Baden-Württembergische Delegation in Asien Türen öffnen in Singapur und Vietnam

Von Imelda Flaig 

Baden-Württembergs Wirtschaftsministerin Nicole Hoffmeister-Kraut bricht am Sonntag mit einer 48-köpfigen Delegation nach Asien auf und will Kontakte in Singapur und Vietnam intensivieren.

Landeswirtschaftsministerin Hoffmeister-Kraut will mit der Asien-Reise die Kontakte zwischen Baden-Württemberg und Singapur und Vietnam intensivieren. Foto: Lichtgut/Achim Zweygarth
Landeswirtschaftsministerin Hoffmeister-Kraut will mit der Asien-Reise die Kontakte zwischen Baden-Württemberg und Singapur und Vietnam intensivieren. Foto: Lichtgut/Achim Zweygarth

Stuttgart - Stationen der Delegation aus Politik und Wirtschaft mit Schwerpunkt Maschinenbau, Produktionstechnologien, Automatisierung und Informationstechnologien sind die beiden Asean-Staaten Singapur und Vietnam mit den Millionenmetropolen Ho-Chi-Minh-Stadt (früher Saigon) und Hanoi. Die Asean-Region hat in den letzten Jahren nicht nur eine zunehmende wirtschaftliche Bedeutung für Unternehmen aus Baden-Württemberg bekommen, sondern auch verstärkt strategische Bedeutung, weil es sich um „wachstumsstarke Schwellenländer mit einem enormen Marktpotenzial handelt“, heißt es im Wirtschaftsministerium. Hinzu kommen mehrere Feihandelsabkommen, die das „Tor zu bedeutenden Märkten im asiatisch-pazifischen Raum öffnen“.

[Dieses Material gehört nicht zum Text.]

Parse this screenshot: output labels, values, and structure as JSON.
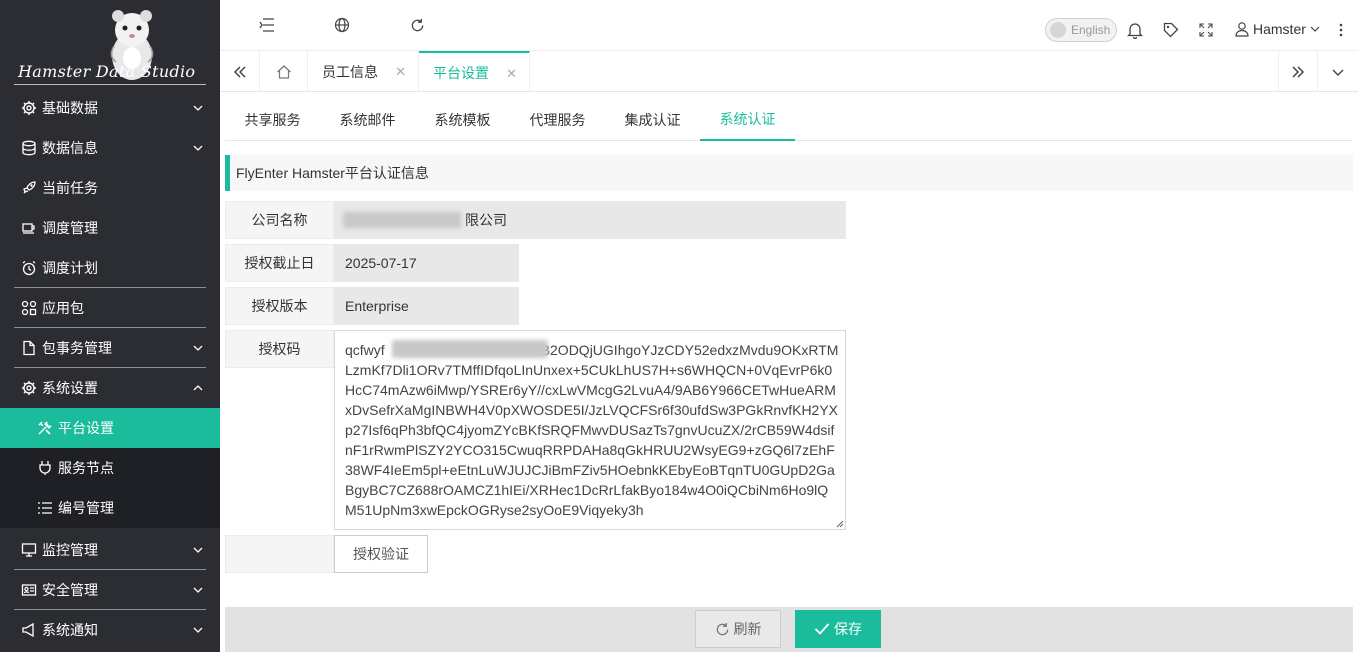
{
  "app": {
    "logo_text": "Hamster Data Studio",
    "accent_color": "#1abc9c",
    "sidebar_bg": "#2b2d33"
  },
  "sidebar": {
    "items": [
      {
        "label": "基础数据",
        "icon": "gear-icon",
        "expandable": true
      },
      {
        "label": "数据信息",
        "icon": "database-icon",
        "expandable": true
      },
      {
        "label": "当前任务",
        "icon": "rocket-icon",
        "expandable": false
      },
      {
        "label": "调度管理",
        "icon": "coffee-icon",
        "expandable": false
      },
      {
        "label": "调度计划",
        "icon": "alarm-clock-icon",
        "expandable": false
      },
      {
        "label": "应用包",
        "icon": "cluster-icon",
        "expandable": false
      },
      {
        "label": "包事务管理",
        "icon": "file-icon",
        "expandable": true
      },
      {
        "label": "系统设置",
        "icon": "gear-icon",
        "expandable": true,
        "expanded": true
      },
      {
        "label": "监控管理",
        "icon": "monitor-icon",
        "expandable": true
      },
      {
        "label": "安全管理",
        "icon": "id-card-icon",
        "expandable": true
      },
      {
        "label": "系统通知",
        "icon": "megaphone-icon",
        "expandable": true
      }
    ],
    "submenu": [
      {
        "label": "平台设置",
        "icon": "tools-icon",
        "active": true
      },
      {
        "label": "服务节点",
        "icon": "plug-icon",
        "active": false
      },
      {
        "label": "编号管理",
        "icon": "list-icon",
        "active": false
      }
    ]
  },
  "header": {
    "language": "English",
    "username": "Hamster"
  },
  "tabs": [
    {
      "label": "员工信息",
      "active": false
    },
    {
      "label": "平台设置",
      "active": true
    }
  ],
  "subtabs": [
    {
      "label": "共享服务",
      "active": false
    },
    {
      "label": "系统邮件",
      "active": false
    },
    {
      "label": "系统模板",
      "active": false
    },
    {
      "label": "代理服务",
      "active": false
    },
    {
      "label": "集成认证",
      "active": false
    },
    {
      "label": "系统认证",
      "active": true
    }
  ],
  "section": {
    "title": "FlyEnter Hamster平台认证信息"
  },
  "form": {
    "company_label": "公司名称",
    "company_value_visible": "限公司",
    "expiry_label": "授权截止日",
    "expiry_value": "2025-07-17",
    "version_label": "授权版本",
    "version_value": "Enterprise",
    "code_label": "授权码",
    "code_value_start": "qcfwyf",
    "code_value_line1_rest": "B2ODQjUGIhgoYJzCDY52edxzMvdu9OKxR",
    "code_value_rest": "TMLzmKf7Dli1ORv7TMffIDfqoLInUnxex+5CUkLhUS7H+s6WHQCN+0VqEvrP6k0HcC74mAzw6iMwp/YSREr6yY//cxLwVMcgG2LvuA4/9AB6Y966CETwHueARMxDvSefrXaMgINBWH4V0pXWOSDE5I/JzLVQCFSr6f30ufdSw3PGkRnvfKH2YXp27Isf6qPh3bfQC4jyomZYcBKfSRQFMwvDUSazTs7gnvUcuZX/2rCB59W4dsifnF1rRwmPlSZY2YCO315CwuqRRPDAHa8qGkHRUU2WsyEG9+zGQ6l7zEhF38WF4IeEm5pl+eEtnLuWJUJCJiBmFZiv5HOebnkKEbyEoBTqnTU0GUpD2GaBgyBC7CZ688rOAMCZ1hIEi/XRHec1DcRrLfakByo184w4O0iQCbiNm6Ho9lQM51UpNm3xwEpckOGRyse2syOoE9Viqyeky3h",
    "verify_button": "授权验证"
  },
  "footer": {
    "refresh_button": "刷新",
    "save_button": "保存"
  }
}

Der Sensor- und Automationsspezialist Balluff aus Neuhausen auf den Fildern ist bereits mit einer Tochtergesellschaft in Singapur vertreten und sieht den Stadtstaat „als Brückenkopf in Märkte wie Malaysia, die Philippinen und Indonesien“, wie Balluff-Geschäftsführer Michael Unger sagt. „Von Singapur aus sind Sie in einer Stunde mit der Fähre auf indonesischen Inseln, wo sehr viele Fabriken angesiedelt sind“, schwärmt Unger, der auch stellvertretender Vorsitzender des VDMA Baden-Württembergs ist. Von der Reise verspricht er sich Kontakte und Gesprächspartner, die Tipps geben können, was man noch besser machen kann. In Vietnam kann sich Unger sogar mittelfristig- bis langfristig ein weiteres Standbein neben China für die Montage von Balluff-Produkten vorstellen. Noch ist das Zukunftsmusik, doch Fragen gibt es zuhauf: Wie ist das Investitionsklima dort, kann man 100-prozentige Tochtergesellschaften gründen, nennt Unger Beispiele.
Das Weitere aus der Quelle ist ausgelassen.